Доктор Грундль, уже несколько мгновений в задумчивости наблюдавший за этой сценой, все же не был достаточно подготовлен к такой манифестации троянских лошадок и покатился со смеху.

Тут Фини поднялась со своего места - безнадежность положения принудила ее наконец идти напролом! - и проговорила:

- Сударыня, мы уходим.

Феверль тоже встала.

Чтобы до конца понять замешательство докторши, которая, несмотря на все свои благие намерения, наткнулась на невидимую стену, надо вспомнить, что обе дамочки отнюдь не выглядели так, как предположительно должны выглядеть особы их профессии.

Но тут доктор наконец решился взять на себя труд вывести всех из этого безвыходного положения, взялся энергично, даже серьезно.

- Будьте добры, - сказал он, - сядьте и выпейте свой кофе. Госпожа Бахлер хочет вам помочь - кто знает, может быть, ей это и удастся. Мне кажется, что вы не так уж безмерно счастливы жизнью, которую ведете. Возможно, здесь наметится хороший выход. Но вы должны разрешить мне сообщить госпоже Бахлер ваши имена и ваш адрес. Все это имеется у меня в "деле".

- Так и скажите сами, господин доктор, покуда мы не ушли.

Они храбро выпили кофе и поднялись, а перед госпожой Бахлер после слов полицейского врача уже забрезжил свет. Тем не менее она отпустила их, еще раз горячо поблагодарив, пожала им руки и сказала:

- Я всем сердцем надеюсь, что сумею дать вам знать о себе!

Мокрая одежда Фини тем временем размочила всю бумагу; ее завернули в пакет более плотный и перевязали шпагатом.

Врач еще ненадолго задержался и сам измерил температуру девочке. Горничная вернулась через несколько минут после ухода Фини и Феверль и зажгла свет, прежде всего в комнате, где лежала маленькая Моника, которой подали кашу в постель. Доктор Грундль не видел повода для беспокойства.

В гостиной у него состоялся разговор с госпожой Бахлер. За окнами уже смеркалось. Доктор Грундль проявил некоторый скептицизм, заметив в молодой женщине своего рода энтузиазм и радость (как она полагала) по поводу возможного улучшения жизни чужих ей людей (социально-этический энтузиазм, так это назвал про себя доктор Грундль).
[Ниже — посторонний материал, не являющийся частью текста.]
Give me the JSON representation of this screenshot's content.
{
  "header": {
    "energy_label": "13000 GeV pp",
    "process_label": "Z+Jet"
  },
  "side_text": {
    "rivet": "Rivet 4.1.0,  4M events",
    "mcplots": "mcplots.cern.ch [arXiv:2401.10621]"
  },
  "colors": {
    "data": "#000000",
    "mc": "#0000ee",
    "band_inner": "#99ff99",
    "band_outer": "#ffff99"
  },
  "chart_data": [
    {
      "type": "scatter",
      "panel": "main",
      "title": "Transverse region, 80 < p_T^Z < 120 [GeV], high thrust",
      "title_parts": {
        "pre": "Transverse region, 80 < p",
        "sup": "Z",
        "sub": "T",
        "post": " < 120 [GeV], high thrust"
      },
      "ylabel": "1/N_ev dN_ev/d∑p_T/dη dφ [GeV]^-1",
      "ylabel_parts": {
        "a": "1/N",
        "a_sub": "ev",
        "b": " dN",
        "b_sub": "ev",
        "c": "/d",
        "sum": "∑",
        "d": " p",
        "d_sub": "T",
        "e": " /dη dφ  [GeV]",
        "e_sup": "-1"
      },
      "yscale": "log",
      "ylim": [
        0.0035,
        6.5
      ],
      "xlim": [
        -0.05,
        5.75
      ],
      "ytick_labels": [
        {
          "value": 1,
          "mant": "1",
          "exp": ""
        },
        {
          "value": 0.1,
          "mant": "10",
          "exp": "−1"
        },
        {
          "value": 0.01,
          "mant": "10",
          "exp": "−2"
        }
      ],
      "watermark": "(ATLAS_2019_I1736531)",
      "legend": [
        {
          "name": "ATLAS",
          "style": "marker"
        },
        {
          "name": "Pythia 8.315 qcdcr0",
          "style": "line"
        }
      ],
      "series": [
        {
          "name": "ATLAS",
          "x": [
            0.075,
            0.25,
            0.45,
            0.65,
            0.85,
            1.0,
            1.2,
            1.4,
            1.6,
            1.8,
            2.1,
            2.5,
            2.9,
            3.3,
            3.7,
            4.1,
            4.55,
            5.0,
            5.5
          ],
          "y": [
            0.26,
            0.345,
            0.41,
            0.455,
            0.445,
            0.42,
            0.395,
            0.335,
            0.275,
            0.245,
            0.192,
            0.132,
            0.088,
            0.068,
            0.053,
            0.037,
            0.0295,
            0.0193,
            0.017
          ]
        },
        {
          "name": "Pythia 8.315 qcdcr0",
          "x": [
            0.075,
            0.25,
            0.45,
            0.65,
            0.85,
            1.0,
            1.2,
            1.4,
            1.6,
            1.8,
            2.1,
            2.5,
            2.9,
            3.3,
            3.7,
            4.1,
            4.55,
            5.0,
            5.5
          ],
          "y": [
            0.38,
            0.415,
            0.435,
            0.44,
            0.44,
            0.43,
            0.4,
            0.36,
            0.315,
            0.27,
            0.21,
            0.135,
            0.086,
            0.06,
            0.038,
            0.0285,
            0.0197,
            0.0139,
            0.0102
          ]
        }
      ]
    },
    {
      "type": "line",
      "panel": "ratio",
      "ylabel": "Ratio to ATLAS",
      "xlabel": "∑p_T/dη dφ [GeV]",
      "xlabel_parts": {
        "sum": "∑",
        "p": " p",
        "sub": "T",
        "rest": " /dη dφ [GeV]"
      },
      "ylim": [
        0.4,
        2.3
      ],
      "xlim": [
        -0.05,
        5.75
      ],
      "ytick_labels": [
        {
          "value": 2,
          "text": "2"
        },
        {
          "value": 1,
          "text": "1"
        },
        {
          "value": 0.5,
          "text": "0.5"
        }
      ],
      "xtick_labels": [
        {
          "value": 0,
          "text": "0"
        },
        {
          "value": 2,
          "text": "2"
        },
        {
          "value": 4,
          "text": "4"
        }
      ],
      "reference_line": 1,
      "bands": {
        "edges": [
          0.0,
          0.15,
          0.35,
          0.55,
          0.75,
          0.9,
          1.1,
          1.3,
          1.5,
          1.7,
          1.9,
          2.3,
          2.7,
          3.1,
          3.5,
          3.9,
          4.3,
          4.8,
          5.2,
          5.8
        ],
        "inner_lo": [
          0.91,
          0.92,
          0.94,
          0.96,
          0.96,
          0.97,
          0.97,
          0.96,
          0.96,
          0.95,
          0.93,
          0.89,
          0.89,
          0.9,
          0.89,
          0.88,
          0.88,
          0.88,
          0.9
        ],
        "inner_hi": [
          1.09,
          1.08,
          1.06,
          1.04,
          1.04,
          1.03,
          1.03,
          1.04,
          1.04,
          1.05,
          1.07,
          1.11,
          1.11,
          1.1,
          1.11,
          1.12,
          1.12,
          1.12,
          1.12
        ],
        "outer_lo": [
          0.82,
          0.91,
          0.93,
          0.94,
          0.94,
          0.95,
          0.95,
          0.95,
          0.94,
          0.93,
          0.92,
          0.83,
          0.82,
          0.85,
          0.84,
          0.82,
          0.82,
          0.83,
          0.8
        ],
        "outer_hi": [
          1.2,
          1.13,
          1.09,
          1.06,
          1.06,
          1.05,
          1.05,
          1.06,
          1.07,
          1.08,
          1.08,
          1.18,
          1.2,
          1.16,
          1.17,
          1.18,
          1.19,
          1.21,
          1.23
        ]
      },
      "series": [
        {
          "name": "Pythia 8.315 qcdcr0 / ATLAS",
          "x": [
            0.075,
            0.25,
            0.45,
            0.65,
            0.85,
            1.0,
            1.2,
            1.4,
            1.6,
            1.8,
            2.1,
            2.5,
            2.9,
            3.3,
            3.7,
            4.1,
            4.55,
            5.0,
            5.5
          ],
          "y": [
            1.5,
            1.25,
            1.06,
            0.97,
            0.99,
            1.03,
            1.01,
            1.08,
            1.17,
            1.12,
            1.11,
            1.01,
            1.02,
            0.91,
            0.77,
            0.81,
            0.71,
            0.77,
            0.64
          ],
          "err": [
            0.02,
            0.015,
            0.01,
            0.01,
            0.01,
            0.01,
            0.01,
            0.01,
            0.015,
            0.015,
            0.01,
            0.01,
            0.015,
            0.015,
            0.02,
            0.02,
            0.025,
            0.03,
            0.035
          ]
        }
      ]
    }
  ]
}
- Поверьте мне, сударыня, - сказал он, - человек всегда находится на том месте, которое ему предназначено. Но, как видите, мне это не помешало проторить дорогу для ваших добрых намерений касательно этих особ. Однако мой опыт - я приобрел его с людьми вроде наших достославных Фини и Феверль - все же остается в силе. Это, конечно, не дает мне права отрицать или предать забвению то, что они вели себя храбро и самоотверженно, пожалуй, лишь слишком опрометчиво, чтобы приписать это чисто внутреннему порыву.

Однако его слова проходили мимо ее ушей. Возможно, потому, что не только нравственное возбуждение повергало ее в трепет, но она не могла позабыть, от какого несказанного горя спасли ее обе эти женщины.

"Веверка" по-немецки значит "белка"; конечно, земляная груша ничего общего не имела с этим зверьком (разве что острые зубы, которыми Она грызла своего оболтуса). Но есть ведь особы женского пола, именуемые, к примеру, "Маргаритой", то есть "жемчужиной", которых хочется поскорее скормить свиньям, или "Розой", хотя при ближайшем рассмотрении оказывается, что на ветке торчит один-единственный шип, а больше ничего там и в помине нет.